Location
- Springfield Road Hayes, Greater London, UB4 0LT England 51°30′31″N 0°23′55″W﻿ / ﻿51.5085°N 0.3987°W

Information
- Type: Academy
- Religious affiliation: Sikh
- Established: 1993
- Department for Education URN: 136329 Tables
- Ofsted: Reports
- Principal: Jaskamal Singh Sidhu
- Gender: Mixed
- Age: 4 to 18
- Enrolment: 1,443 as of January 2015^{[update]}
- Website: www.gurunanaksikhacademy.co.uk

= Guru Nanak Sikh Academy =

Guru Nanak Sikh Academy is a mixed Sikh all-through school and sixth form. It is located in the Hayes area of the London Borough of Hillingdon, England, close to the border of neighbouring town Southall. The school is named after Guru Nanak, the founder of the religion of Sikhism and the first of the ten Sikh Gurus.

==History==
It was first established as a private school in 1993 by Sant Baba Amar Singh Ji called Guru Nanak Sikh College.
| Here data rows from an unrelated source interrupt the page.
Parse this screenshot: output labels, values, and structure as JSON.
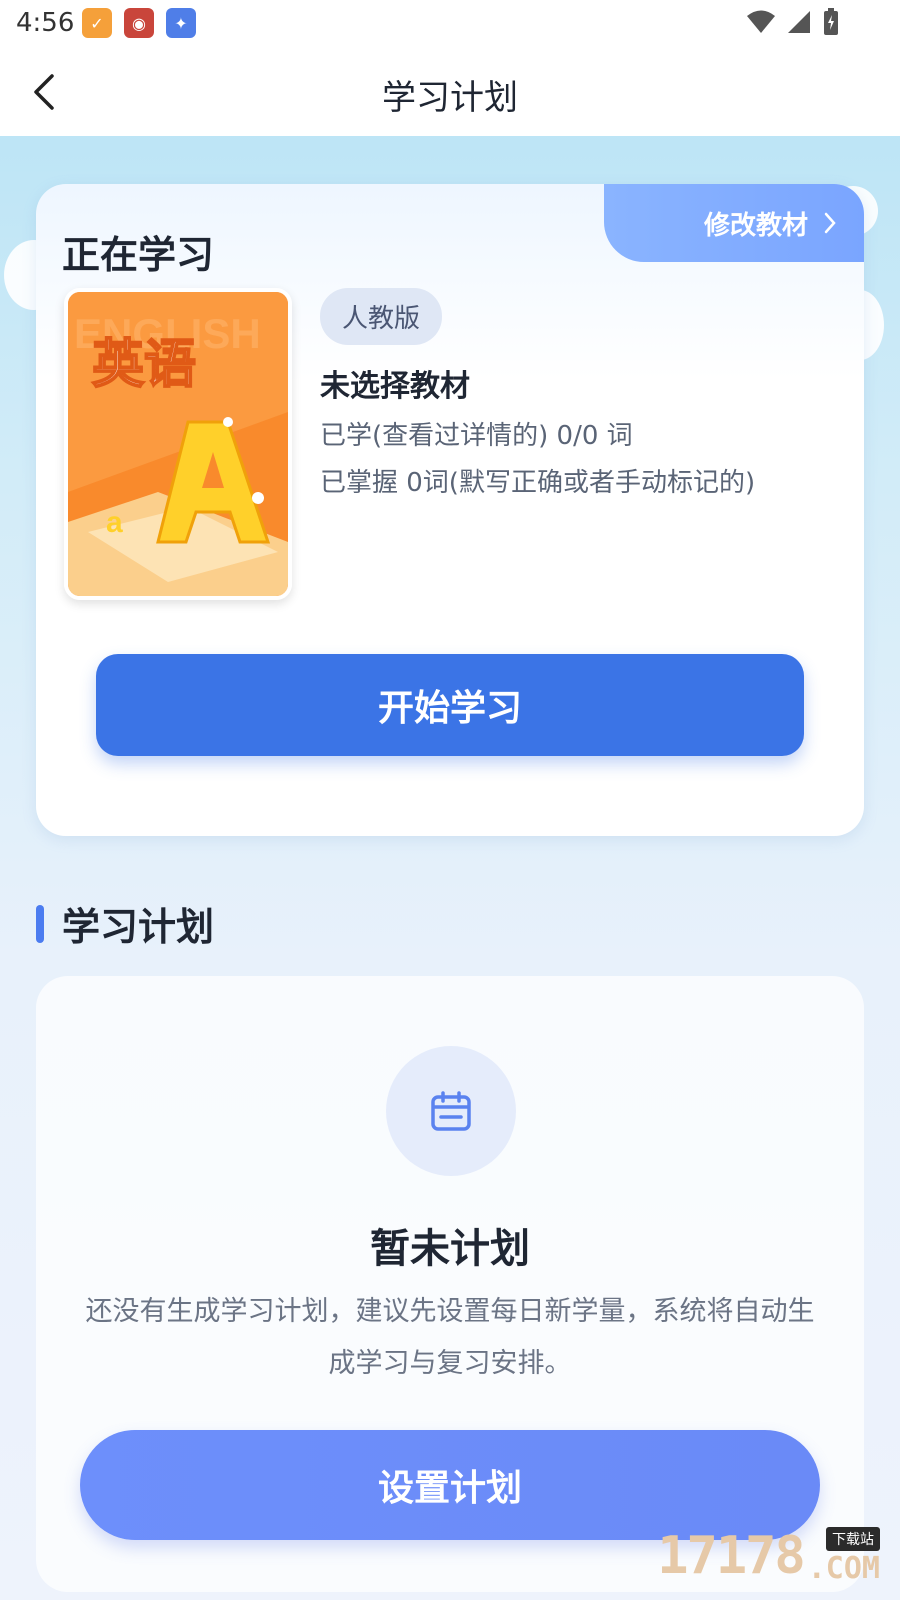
{
  "status_bar": {
    "time": "4:56"
  },
  "nav": {
    "title": "学习计划"
  },
  "current": {
    "section_label": "正在学习",
    "change_textbook": "修改教材",
    "cover_text": "英语",
    "cover_watermark": "ENGLISH",
    "edition": "人教版",
    "textbook_title": "未选择教材",
    "learned_stat": "已学(查看过详情的) 0/0 词",
    "mastered_stat": "已掌握 0词(默写正确或者手动标记的)",
    "start_button": "开始学习"
  },
  "plan": {
    "section_title": "学习计划",
    "empty_title": "暂未计划",
    "empty_desc": "还没有生成学习计划，建议先设置每日新学量，系统将自动生成学习与复习安排。",
    "set_button": "设置计划"
  },
  "watermark": {
    "number": "17178",
    "tag": "下载站",
    "domain": ".COM"
  },
  "colors": {
    "primary": "#3b74e6",
    "plan_button": "#6d8ffb",
    "tab": "#7aa5ff"
  }
}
The institution split to form Guru Nanak Sikh Primary School and Guru Nanak Sikh Secondary School, and joined the state-maintained sector in 1999 (both as voluntary aided schools). The secondary school converted to academy status in 2010, with the primary school joining in 2012 to form the all-through Guru Nanak Sikh Academy, within the Guru Nanak Sikh Multi Academy Trust.

==Description==
Guru Nanak Sikh Academy educates pupils through all Key Stages of the English education system leading to GCSE examinations in Year 11. Students in the sixth form have the option to study from a range of A Levels and BTECs.

==Building==
Guru Nanak Sikh School was extended in 2009. The site is within the London Green Belt so the project had to be evaluated by the London Borough of Hillingdon and the office of the Mayor of London.